The field is converging on headless, API-first semantic layers that decouple
modelling from a single BI vendor. Your codebase already has a thin dimensional
layer in `src/semantic/` — introducing a semantic-layer tool would formalize it.

## Foundations

A semantic model encodes business definitions — what a customer is, how revenue
is computed, how orders roll up to accounts — in a single place so that every
downstream consumer gets the same answer. Core constructs are entities, measures,
dimensions, and joins. The goal is one source of truth for metrics, decoupled
from the physical warehouse schema.

## Practice

LookML pioneered the code-based semantic layer and remains the reference for
enterprise BI. dbt Semantic Layer and Cube have emerged as warehouse-native,
BI-agnostic alternatives.
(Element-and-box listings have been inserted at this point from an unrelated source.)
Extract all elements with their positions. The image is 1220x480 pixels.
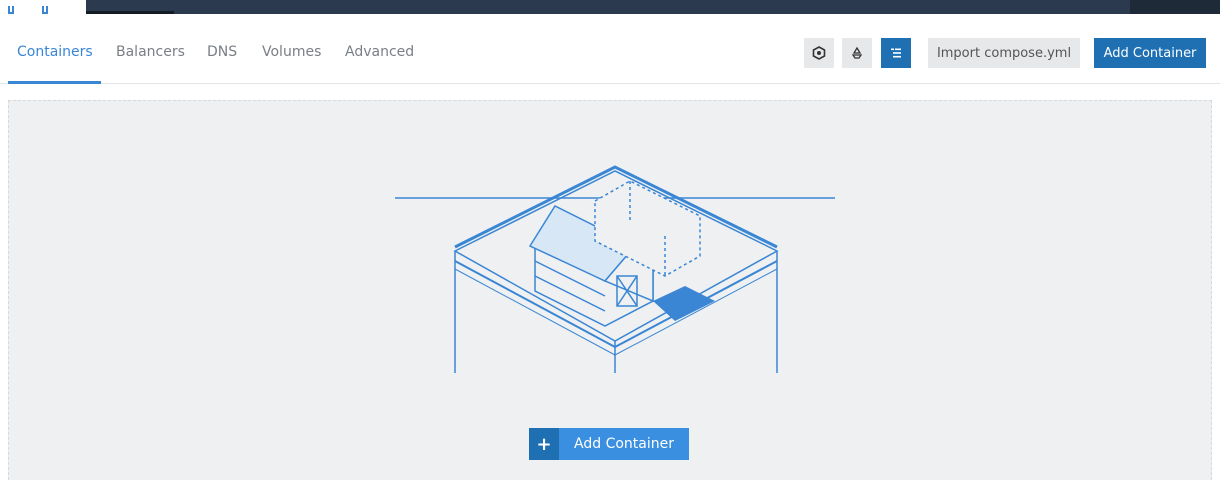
top-navigation-bar [86,0,1220,14]
list-view-button[interactable] [881,38,911,68]
hexagon-view-button[interactable] [804,38,834,68]
tab-volumes[interactable]: Volumes [262,44,321,60]
tab-balancers[interactable]: Balancers [116,44,185,60]
plus-icon: + [529,428,559,460]
tab-advanced[interactable]: Advanced [345,44,414,60]
empty-state-add-container-button[interactable]: + Add Container [529,428,689,460]
top-nav-user-area[interactable] [1130,0,1220,14]
active-tab-indicator [8,81,101,84]
top-bar [0,0,1220,14]
sub-navigation-tabs: Containers Balancers DNS Volumes Advance… [0,14,1220,84]
barn-farm-illustration [395,165,835,373]
empty-state-panel: + Add Container [8,100,1212,480]
recycle-view-button[interactable] [842,38,872,68]
add-container-button[interactable]: Add Container [1094,38,1206,68]
tab-containers[interactable]: Containers [17,44,93,60]
logo[interactable] [8,6,68,14]
import-compose-button[interactable]: Import compose.yml [928,38,1080,68]
list-tree-icon [891,48,901,58]
hexagon-icon [812,46,826,60]
tab-dns[interactable]: DNS [207,44,237,60]
empty-state-add-container-label: Add Container [559,428,689,460]
recycle-icon [851,46,863,59]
Teams typically version the model in git, test it
with unit tests against known-answer queries, and expose it via SQL or a GraphQL
API. Tradeoffs: heavier upfront modelling cost in exchange for metric consistency
and faster dashboard authoring downstream.

## State of Art

The headless semantic layer is the current direction — Cube, dbt Semantic Layer,
and MetricFlow all position themselves as BI-vendor-agnostic. Query federation
across warehouses is an active area, and LLM-driven text-to-metric interfaces
are starting to appear as a layer on top of semantic models rather than on raw SQL.

## Tooling Landscape

- Cube: open-source, REST/GraphQL/SQL APIs, caching layer, strong community
- dbt Semantic Layer: integrates with existing dbt projects, Semantic Layer API
- LookML (Looker): mature, tightly coupled to Looker as the BI surface
- MetricFlow: acquired into dbt Labs, powers dbt Semantic Layer under the hood
- AtScale, Honeydew: enterprise-focused alternatives

## Local Context

`src/semantic/models.ts` defines Customer, Order, and Revenue entities with
manual SQL templates. `src/reports/` assembles dashboards by composing these
templates — the same metric is recomputed across three files. Introducing a
semantic-layer tool would centralize those templates and remove the drift risk
already visible between `revenueThisMonth` and `monthlyRevenue`.

## Sources

- [Cube Semantic Layer docs](https://cube.dev/docs/schema) — entity and measure syntax
- [dbt Semantic Layer overview](https://docs.getdbt.com/docs/build/about-metricflow) — MetricFlow architecture
- [LookML reference](https://cloud.google.com/looker/docs/what-is-lookml) — the original code-based semantic layer
- `src/semantic/models.ts` — current dimensional definitions
- `src/reports/revenue.ts` — example of duplicated metric logic

Xavier then proposes semantic-modelling-for-bi-tools.md as the filename, you confirm, and the digest lands in ~/.xavier/research/.

When to use it

Pick research for "teach me X" — a concept, technology, or domain you want to understand. Pick Learning Your Codebase for "map my existing repo". Pick Investigate for "why is this broken". Research pulls knowledge in; learn and investigate analyze what is already there.

For the command signature and flag details, see the CLI commands reference.